Toy soldiers were one plaything that was always accessible when you’re a kid. They’re cheap & if they were set on fire or sucked up by a hotel pool skimmer, you could easily buy more. After I first saw Toy Story I became reacquainted with these little plastic figures. You can find them in any drug store, along with other cheap trinkets such as dinosaurs & astronauts, but if you look back through pop culture history, these tiny playthings were once highly regarded by the children who played with them as well as the adults who made them.

The 1950s and ’60s were the zenith of plastic toy soldiers and their ilk. Dozens upon dozens of bagged figures & boxed playsets were produced, most notably by Marx Toys Click Here: Check out “Louis Marx and Company - Wikipedia, the free encyclopedia”. But there were other manufacturers as well like Auburn, Tim-Mee Toys, Aurora, and MPC. The subject matter went beyond the military to cover things like deep sea creatures, Zulu warriors, life on the farm, the circus, medieval knights, and the American Presidents.
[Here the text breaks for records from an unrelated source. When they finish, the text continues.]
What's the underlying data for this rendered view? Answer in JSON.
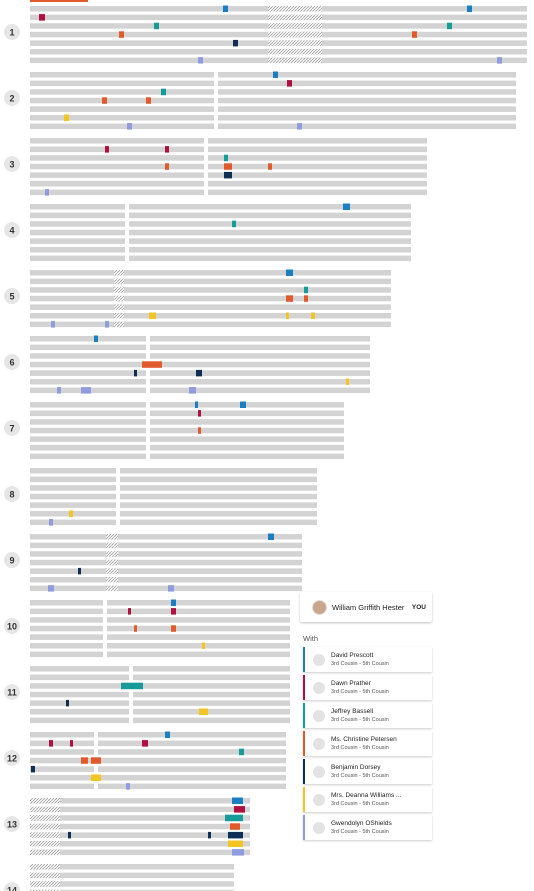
{
  "chromosomes": [
    "1",
    "2",
    "3",
    "4",
    "5",
    "6",
    "7",
    "8",
    "9",
    "10",
    "11",
    "12",
    "13",
    "14"
  ],
  "user": {
    "name": "William Griffith Hester",
    "badge": "YOU"
  },
  "with_label": "With",
  "matches": [
    {
      "name": "David Prescott",
      "relationship": "3rd Cousin - 5th Cousin",
      "color": "#1a7fc1"
    },
    {
      "name": "Dawn Prather",
      "relationship": "3rd Cousin - 5th Cousin",
      "color": "#b0103f"
    },
    {
      "name": "Jeffrey Bassell",
      "relationship": "3rd Cousin - 5th Cousin",
      "color": "#179a9a"
    },
    {
      "name": "Ms. Christine Petersen",
      "relationship": "3rd Cousin - 5th Cousin",
      "color": "#e05a2b"
    },
    {
      "name": "Benjamin Dorsey",
      "relationship": "3rd Cousin - 5th Cousin",
      "color": "#0d2f55"
    },
    {
      "name": "Mrs. Deanna Williams ...",
      "relationship": "3rd Cousin - 5th Cousin",
      "color": "#f2c522"
    },
    {
      "name": "Gwendolyn OShields",
      "relationship": "3rd Cousin - 5th Cousin",
      "color": "#8f9de0"
    }
  ]
}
Television & Film character sets were also made, including The Flintstones, Zorro, Ben-Hur, Robin Hood, Yogi Bear, Batman, and even Disneyland.

What’s immediately noticeable is how detailed these small toys were. The quality & style always varied, but even the crappiest toy has an appeal. You can see a major drop in quality from the ’60s to the ’70s as companies closed and copies of originals were reproduced over & over again until everything became watered down. For instance, most dinosaur toys available today are sloppy copies of Louis Marx’s great 1961 Prehistoric Times playset figures. Disturbingly on the other hand, certain green army men currently available are actually crude clones of Airfix Models’ Nazi soldiers originally manufactured in the 1960s. The overall drop in quality is a shame even for such an insignificant product. It is another example of American companies closing shop & losing ground to cheap, foreign manufacturing.